For me, anhedonia includes:
- food doesn't taste as good, or something like that. I don't enjoy eating & don't feel like doing so.
- my kitties try to cuddle up to me & get petted (they really feel the difference) so I give them 'luvies' the best I can, but find no pleasure in holding & cuddling them. Most of the time, it feels so nice & calming.
- I look at sweet children & think "yuck! ...kids."
- sunny, nice days do nothing for me
- went to work in my garden yesterday to see if I could be brightened up & felt no better.
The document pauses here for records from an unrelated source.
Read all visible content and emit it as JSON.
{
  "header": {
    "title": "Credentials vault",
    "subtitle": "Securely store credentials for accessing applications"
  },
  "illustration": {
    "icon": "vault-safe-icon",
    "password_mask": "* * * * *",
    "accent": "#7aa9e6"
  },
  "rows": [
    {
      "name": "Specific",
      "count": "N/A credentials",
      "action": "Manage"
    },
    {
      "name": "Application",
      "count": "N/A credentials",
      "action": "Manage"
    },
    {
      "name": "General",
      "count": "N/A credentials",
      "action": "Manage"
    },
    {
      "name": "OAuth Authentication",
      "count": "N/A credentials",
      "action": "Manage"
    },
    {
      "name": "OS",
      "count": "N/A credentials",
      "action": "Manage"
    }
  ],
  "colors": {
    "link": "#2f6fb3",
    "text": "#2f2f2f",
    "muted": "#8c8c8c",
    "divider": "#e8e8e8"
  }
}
Instead felt overwhelmed with what had to be done.
- things I think normally are funny strike me instead as stupid & asinine
- don't want to read, or watch favourite shows, or talk to people, or do anything really
- see absolutely no point in life, in getting out of bed, in living even but do it all out of rote
- view all things with a jaundiced, bitter attitude
- could care less about life & everything - while I don't feel suicidal or anything, if the world ceased to exist, it would be perfectly fine with me. And yes, my energy level is very low but I have to push that too.Sorry, that I sound so miserable & I don't even want anyone's sympathy (I rather throw it back at them) but this is me with anhedonia - flat, bitter, & bleak. You're not sad, but are UNhappy (without happiness), you're not angry, but without anger or concern. Somehow you'll "know" deep down that it's not how you really are & not how you were as a child.